To simplify the syntax, I will define both traverse()s completely within the FHtree prototype. In the FHtree.h file, I prototype the recursive traverse() inside the FHtree class prototype, and define that version externally.
First, we show the definition of the traverse() methods.
// ---------------------- FHtree Prototype --------------------------
template <class Object>
class FHtree
{
private:
int mSize;
FHtreeNode<Object> *mRoot;
public:
// ... prototypes omitted
// usual client interface (entire tree implied)
template <class Processor>
void traverse(Processor func) const { traverse(func, mRoot, 0); }
// often helper of typical public version, but also client-callable on a subtree
template <class Processor>
void FHtree<Object>::traverse(Processor func, FHtreeNode<Object> *treeNode, int level)
const
{
if (treeNode == NULL)
return;
func(treeNode->data);
traverse(func, treeNode->firstChild, level+1);
if (level > 0)
traverse(func, treeNode->sib, level);
}
};
Here we have pulled only the bare essentials from display() and abstracted them in this traverse() method. The indentation code has been removed because we are not necessarily printing anything.

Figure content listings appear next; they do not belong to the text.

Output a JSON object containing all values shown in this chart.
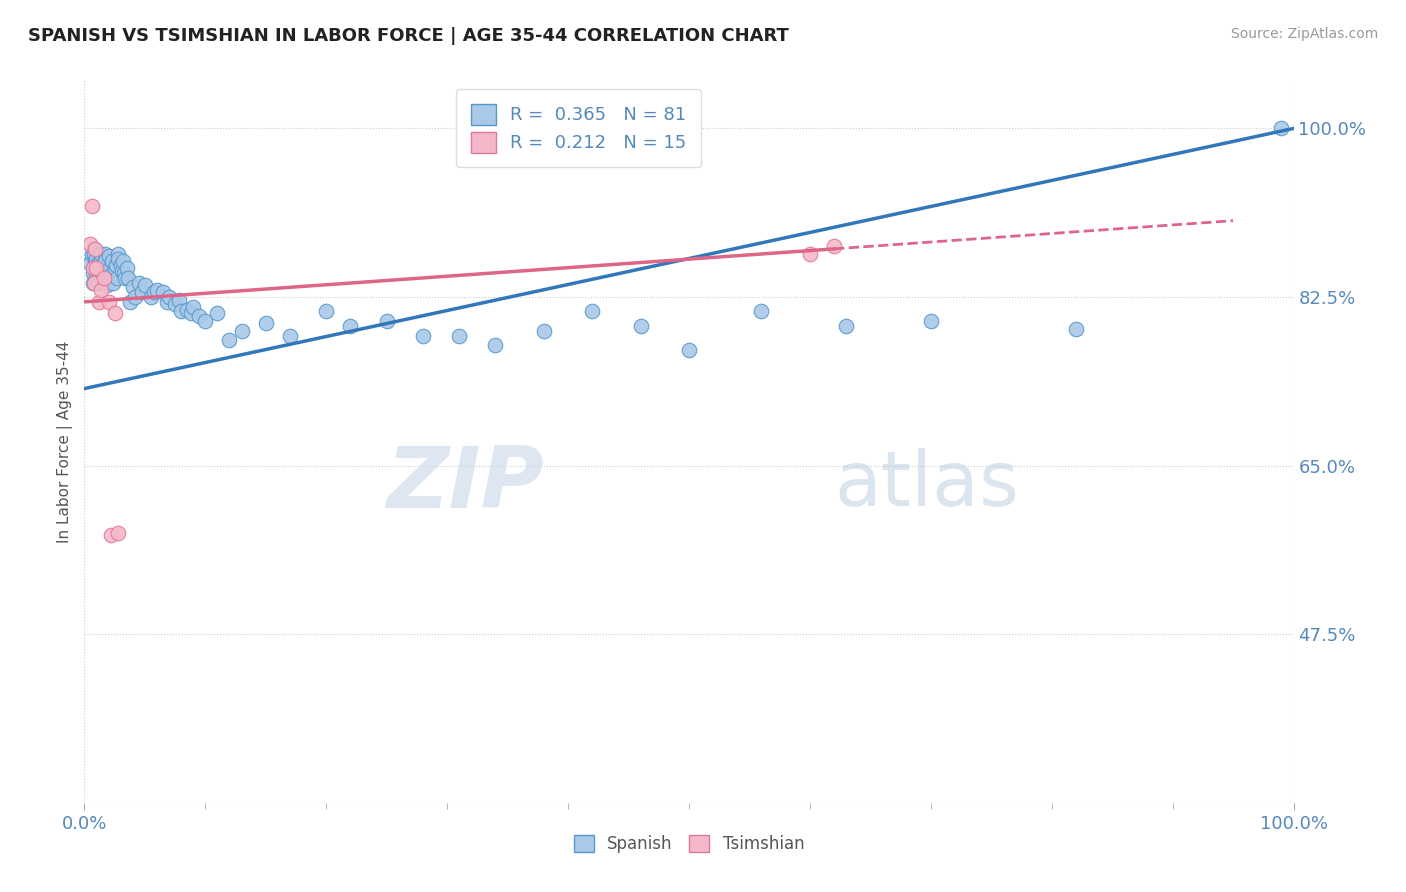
{
  "title": "SPANISH VS TSIMSHIAN IN LABOR FORCE | AGE 35-44 CORRELATION CHART",
  "source_text": "Source: ZipAtlas.com",
  "ylabel": "In Labor Force | Age 35-44",
  "xlim": [
    0.0,
    1.0
  ],
  "ylim": [
    0.3,
    1.05
  ],
  "yticks": [
    0.475,
    0.65,
    0.825,
    1.0
  ],
  "ytick_labels": [
    "47.5%",
    "65.0%",
    "82.5%",
    "100.0%"
  ],
  "xtick_labels": [
    "0.0%",
    "100.0%"
  ],
  "xticks": [
    0.0,
    1.0
  ],
  "r_spanish": 0.365,
  "n_spanish": 81,
  "r_tsimshian": 0.212,
  "n_tsimshian": 15,
  "color_spanish_fill": "#aac8e8",
  "color_tsimshian_fill": "#f5b8c8",
  "color_spanish_edge": "#5599cc",
  "color_tsimshian_edge": "#dd7799",
  "color_spanish_line": "#3377bb",
  "color_tsimshian_line": "#dd6688",
  "legend_label_spanish": "Spanish",
  "legend_label_tsimshian": "Tsimshian",
  "background_color": "#ffffff",
  "grid_color": "#cccccc",
  "title_color": "#222222",
  "axis_label_color": "#5588bb",
  "watermark_zip": "ZIP",
  "watermark_atlas": "atlas",
  "spanish_x": [
    0.005,
    0.006,
    0.007,
    0.007,
    0.008,
    0.008,
    0.008,
    0.009,
    0.009,
    0.01,
    0.01,
    0.01,
    0.011,
    0.012,
    0.013,
    0.013,
    0.014,
    0.015,
    0.015,
    0.016,
    0.017,
    0.017,
    0.018,
    0.019,
    0.02,
    0.021,
    0.022,
    0.023,
    0.024,
    0.025,
    0.026,
    0.027,
    0.028,
    0.028,
    0.03,
    0.031,
    0.032,
    0.033,
    0.034,
    0.035,
    0.036,
    0.038,
    0.04,
    0.042,
    0.045,
    0.048,
    0.05,
    0.055,
    0.058,
    0.06,
    0.065,
    0.068,
    0.07,
    0.075,
    0.078,
    0.08,
    0.085,
    0.088,
    0.09,
    0.095,
    0.1,
    0.11,
    0.12,
    0.13,
    0.15,
    0.17,
    0.2,
    0.22,
    0.25,
    0.28,
    0.31,
    0.34,
    0.38,
    0.42,
    0.46,
    0.5,
    0.56,
    0.63,
    0.7,
    0.82,
    0.99
  ],
  "spanish_y": [
    0.86,
    0.87,
    0.85,
    0.84,
    0.875,
    0.87,
    0.855,
    0.862,
    0.858,
    0.865,
    0.85,
    0.845,
    0.86,
    0.84,
    0.86,
    0.855,
    0.87,
    0.858,
    0.852,
    0.848,
    0.87,
    0.862,
    0.845,
    0.838,
    0.868,
    0.855,
    0.848,
    0.862,
    0.84,
    0.855,
    0.858,
    0.845,
    0.87,
    0.865,
    0.858,
    0.852,
    0.862,
    0.85,
    0.845,
    0.855,
    0.845,
    0.82,
    0.835,
    0.825,
    0.84,
    0.83,
    0.838,
    0.825,
    0.83,
    0.832,
    0.83,
    0.82,
    0.825,
    0.818,
    0.822,
    0.81,
    0.812,
    0.808,
    0.815,
    0.805,
    0.8,
    0.808,
    0.78,
    0.79,
    0.798,
    0.785,
    0.81,
    0.795,
    0.8,
    0.785,
    0.785,
    0.775,
    0.79,
    0.81,
    0.795,
    0.77,
    0.81,
    0.795,
    0.8,
    0.792,
    1.0
  ],
  "tsimshian_x": [
    0.005,
    0.006,
    0.007,
    0.008,
    0.009,
    0.01,
    0.012,
    0.014,
    0.016,
    0.02,
    0.022,
    0.025,
    0.028,
    0.6,
    0.62
  ],
  "tsimshian_y": [
    0.88,
    0.92,
    0.855,
    0.84,
    0.875,
    0.855,
    0.82,
    0.832,
    0.845,
    0.82,
    0.578,
    0.808,
    0.58,
    0.87,
    0.878
  ]
}
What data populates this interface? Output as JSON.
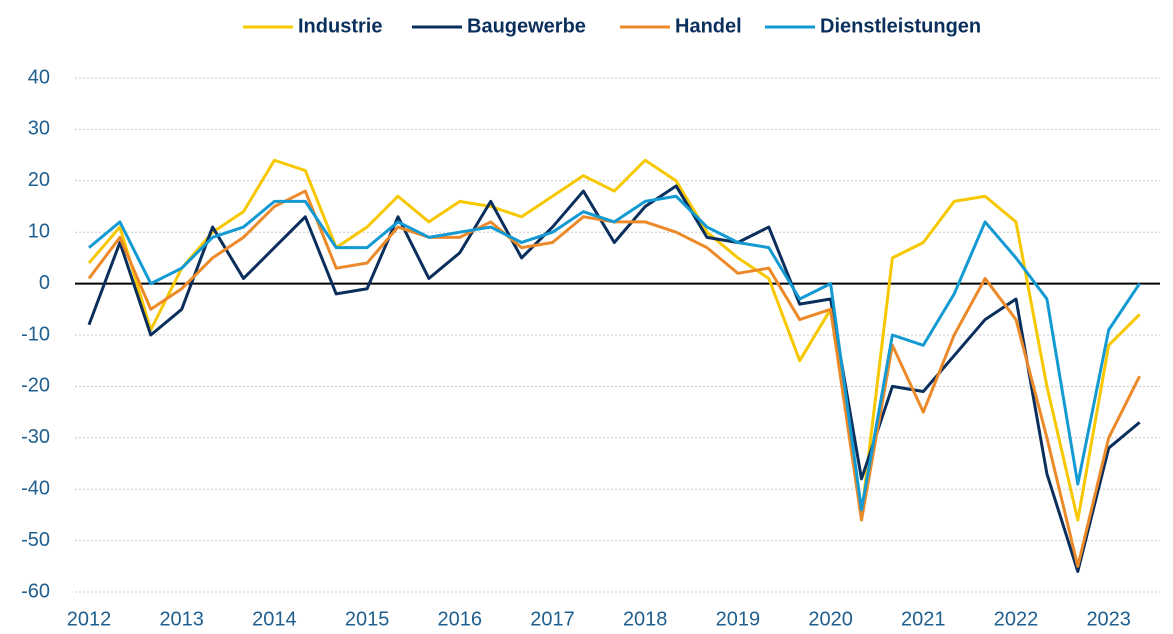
{
  "chart_data": {
    "type": "line",
    "categories": [
      "2012",
      null,
      null,
      "2013",
      null,
      null,
      "2014",
      null,
      null,
      "2015",
      null,
      null,
      "2016",
      null,
      null,
      "2017",
      null,
      null,
      "2018",
      null,
      null,
      "2019",
      null,
      null,
      "2020",
      null,
      null,
      "2021",
      null,
      null,
      "2022",
      null,
      null,
      "2023",
      null
    ],
    "series": [
      {
        "name": "Industrie",
        "color": "#f7c800",
        "values": [
          4,
          11,
          -9,
          3,
          10,
          14,
          24,
          22,
          7,
          11,
          17,
          12,
          16,
          15,
          13,
          17,
          21,
          18,
          24,
          20,
          10,
          5,
          1,
          -15,
          -5,
          -45,
          5,
          8,
          16,
          17,
          12,
          -20,
          -46,
          -12,
          -6
        ]
      },
      {
        "name": "Baugewerbe",
        "color": "#0a2f5c",
        "values": [
          -8,
          8,
          -10,
          -5,
          11,
          1,
          7,
          13,
          -2,
          -1,
          13,
          1,
          6,
          16,
          5,
          11,
          18,
          8,
          15,
          19,
          9,
          8,
          11,
          -4,
          -3,
          -38,
          -20,
          -21,
          -14,
          -7,
          -3,
          -37,
          -56,
          -32,
          -27
        ]
      },
      {
        "name": "Handel",
        "color": "#ec8a2a",
        "values": [
          1,
          9,
          -5,
          -1,
          5,
          9,
          15,
          18,
          3,
          4,
          11,
          9,
          9,
          12,
          7,
          8,
          13,
          12,
          12,
          10,
          7,
          2,
          3,
          -7,
          -5,
          -46,
          -12,
          -25,
          -10,
          1,
          -7,
          -30,
          -55,
          -30,
          -18
        ]
      },
      {
        "name": "Dienstleistungen",
        "color": "#149ad2",
        "values": [
          7,
          12,
          0,
          3,
          9,
          11,
          16,
          16,
          7,
          7,
          12,
          9,
          10,
          11,
          8,
          10,
          14,
          12,
          16,
          17,
          11,
          8,
          7,
          -3,
          0,
          -44,
          -10,
          -12,
          -2,
          12,
          5,
          -3,
          -39,
          -9,
          0
        ]
      }
    ],
    "ylim": [
      -60,
      40
    ],
    "yticks": [
      40,
      30,
      20,
      10,
      0,
      -10,
      -20,
      -30,
      -40,
      -50,
      -60
    ],
    "grid": true,
    "legend": "top"
  }
}
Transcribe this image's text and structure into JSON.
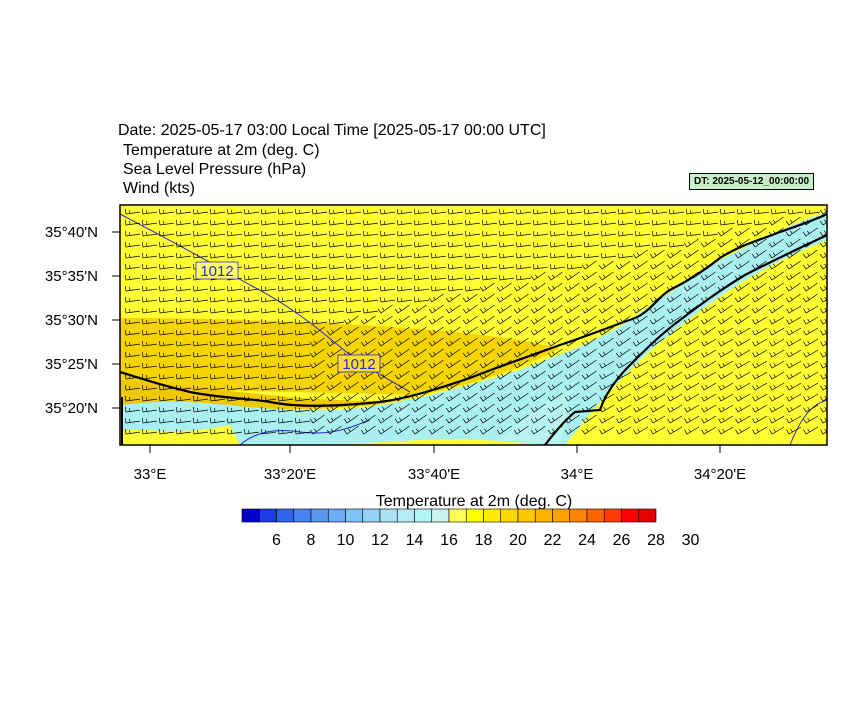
{
  "header": {
    "date_line": "Date: 2025-05-17  03:00 Local Time [2025-05-17  00:00 UTC]",
    "field_1": "Temperature at 2m   (deg. C)",
    "field_2": "Sea Level Pressure   (hPa)",
    "field_3": "Wind   (kts)",
    "dt_badge": "DT: 2025-05-12_00:00:00"
  },
  "map": {
    "lat_labels": [
      "35°40'N",
      "35°35'N",
      "35°30'N",
      "35°25'N",
      "35°20'N"
    ],
    "lon_labels": [
      "33°E",
      "33°20'E",
      "33°40'E",
      "34°E",
      "34°20'E"
    ],
    "isobar_labels": [
      "1012",
      "1012"
    ],
    "colors": {
      "warm": "#ffff33",
      "warmer": "#f5d400",
      "cool": "#aaf0f0",
      "isobar": "#2a2ad0",
      "coast": "#000000"
    }
  },
  "colorbar": {
    "title": "Temperature at 2m  (deg. C)",
    "tick_labels": [
      "6",
      "8",
      "10",
      "12",
      "14",
      "16",
      "18",
      "20",
      "22",
      "24",
      "26",
      "28",
      "30"
    ],
    "colors": [
      "#0000c8",
      "#1e3ce6",
      "#3264f0",
      "#4682f0",
      "#5a96f0",
      "#6eaaf5",
      "#82c3f5",
      "#96d2f5",
      "#aae1f5",
      "#b4ebf5",
      "#b4f5f5",
      "#c8f5f0",
      "#ffff55",
      "#ffff00",
      "#ffeb00",
      "#ffd700",
      "#ffc800",
      "#ffb400",
      "#ffa000",
      "#ff8200",
      "#ff6400",
      "#ff3c00",
      "#ff0000",
      "#e60000"
    ]
  }
}
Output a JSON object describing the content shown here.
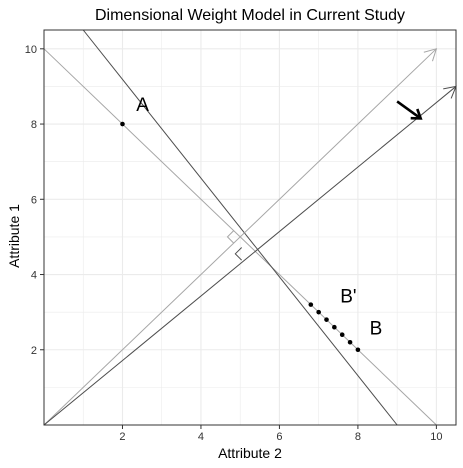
{
  "chart_data": {
    "type": "scatter",
    "title": "Dimensional Weight Model in Current Study",
    "xlabel": "Attribute 2",
    "ylabel": "Attribute 1",
    "xlim": [
      0,
      10.5
    ],
    "ylim": [
      0,
      10.5
    ],
    "xticks": [
      2,
      4,
      6,
      8,
      10
    ],
    "yticks": [
      2,
      4,
      6,
      8,
      10
    ],
    "grid": true,
    "colors": {
      "grid": "#ebebeb",
      "panel_border": "#333333",
      "light_line": "#a6a6a6",
      "dark_line": "#4d4d4d",
      "points": "#000000"
    },
    "lines": [
      {
        "from": [
          0,
          10
        ],
        "to": [
          10,
          0
        ],
        "shade": "light"
      },
      {
        "from": [
          1,
          10.5
        ],
        "to": [
          9,
          0
        ],
        "shade": "dark"
      },
      {
        "from": [
          0,
          0
        ],
        "to": [
          10,
          10
        ],
        "shade": "light",
        "arrowhead": true
      },
      {
        "from": [
          0,
          0
        ],
        "to": [
          10.5,
          9
        ],
        "shade": "dark",
        "arrowhead": true
      }
    ],
    "right_angle_markers": [
      {
        "at": [
          5,
          5
        ],
        "shade": "light"
      },
      {
        "at": [
          5.2,
          4.55
        ],
        "shade": "dark"
      }
    ],
    "points": [
      {
        "x": 2,
        "y": 8
      },
      {
        "x": 6.8,
        "y": 3.2
      },
      {
        "x": 7.0,
        "y": 3.0
      },
      {
        "x": 7.2,
        "y": 2.8
      },
      {
        "x": 7.4,
        "y": 2.6
      },
      {
        "x": 7.6,
        "y": 2.4
      },
      {
        "x": 7.8,
        "y": 2.2
      },
      {
        "x": 8,
        "y": 2
      }
    ],
    "annotations": [
      {
        "text": "A",
        "x": 2.35,
        "y": 8.35
      },
      {
        "text": "B'",
        "x": 7.55,
        "y": 3.25
      },
      {
        "text": "B",
        "x": 8.3,
        "y": 2.4
      }
    ],
    "direction_arrow": {
      "from": [
        9.0,
        8.6
      ],
      "to": [
        9.6,
        8.15
      ]
    }
  }
}
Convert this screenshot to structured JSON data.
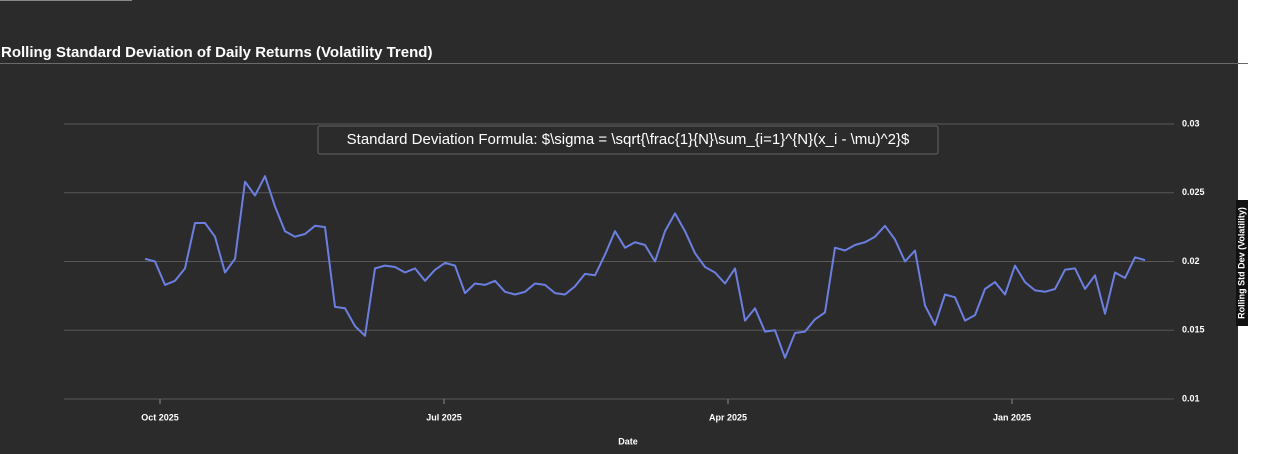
{
  "chart_data": {
    "type": "line",
    "title": "Rolling Standard Deviation of Daily Returns (Volatility Trend)",
    "annotation": "Standard Deviation Formula: $\\sigma = \\sqrt{\\frac{1}{N}\\sum_{i=1}^{N}(x_i - \\mu)^2}$",
    "x_label": "Date",
    "y_label": "Rolling Std Dev (Volatility)",
    "color": "#6b7fe0",
    "values": [
      0.0202,
      0.02,
      0.0183,
      0.0186,
      0.0195,
      0.0228,
      0.0228,
      0.0218,
      0.0192,
      0.0202,
      0.0258,
      0.0248,
      0.0262,
      0.024,
      0.0222,
      0.0218,
      0.022,
      0.0226,
      0.0225,
      0.0167,
      0.0166,
      0.0153,
      0.0146,
      0.0195,
      0.0197,
      0.0196,
      0.0192,
      0.0195,
      0.0186,
      0.0194,
      0.0199,
      0.0197,
      0.0177,
      0.0184,
      0.0183,
      0.0186,
      0.0178,
      0.0176,
      0.0178,
      0.0184,
      0.0183,
      0.0177,
      0.0176,
      0.0182,
      0.0191,
      0.019,
      0.0205,
      0.0222,
      0.021,
      0.0214,
      0.0212,
      0.02,
      0.0222,
      0.0235,
      0.0222,
      0.0206,
      0.0196,
      0.0192,
      0.0184,
      0.0195,
      0.0157,
      0.0166,
      0.0149,
      0.015,
      0.013,
      0.0148,
      0.0149,
      0.0158,
      0.0163,
      0.021,
      0.0208,
      0.0212,
      0.0214,
      0.0218,
      0.0226,
      0.0216,
      0.02,
      0.0208,
      0.0168,
      0.0154,
      0.0176,
      0.0174,
      0.0157,
      0.0161,
      0.018,
      0.0185,
      0.0176,
      0.0197,
      0.0185,
      0.0179,
      0.0178,
      0.018,
      0.0194,
      0.0195,
      0.018,
      0.019,
      0.0162,
      0.0192,
      0.0188,
      0.0203,
      0.0201
    ],
    "xlim": [
      -8.1,
      102.9
    ],
    "xticks": [
      {
        "value": 1.5,
        "label": "Oct 2025"
      },
      {
        "value": 29.9,
        "label": "Jul 2025"
      },
      {
        "value": 58.3,
        "label": "Apr 2025"
      },
      {
        "value": 86.7,
        "label": "Jan 2025"
      }
    ],
    "ylim": [
      0.01,
      0.03
    ],
    "yticks": [
      0.01,
      0.015,
      0.02,
      0.025,
      0.03
    ],
    "grid": true
  }
}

This traversal may be a purely computational one. Only the author of the functor Processor func, passed down as an argument, knows what func() is going to do.
Here is how the client uses this new traverse() method, rather than the specialized display(), to show the contents of the tree:
// FHtree main
// CS 2B/C, Foothill College, Michael Loceff, creator
#include <iostream>
#include <string>
using namespace std;
#include "FHtree.h"
template <typename Object>
class PrintObject
{
public:
void operator()(Object obj)
{
cout << obj << " ";
}
};
int main()
{
FHtree<string> sceneTree;
FHtreeNode<string> *tn;
// code that builds the tree identical to previous program - omitted
PrintObject<string> formatlessStringPrinter;
sceneTree.traverse( formatlessStringPrinter );
cout << endl;
return 0;
}
/* ------------------ RUN -------------
room table south west leg south east leg north west leg north east leg Miguel th
e human torso right arm right hand pinky ring finger middle finger index finger
thumb left arm left hand pinky ring finger middle finger index finger thumb Lily
the canine torso wagging tail spare mutant paw left rear paw right rear paw lef
t front paw right front paw
Press any key to continue . . .
-------------------------------------------- */
Of course, there is no indentation. However, that is left as an exercise for the reader.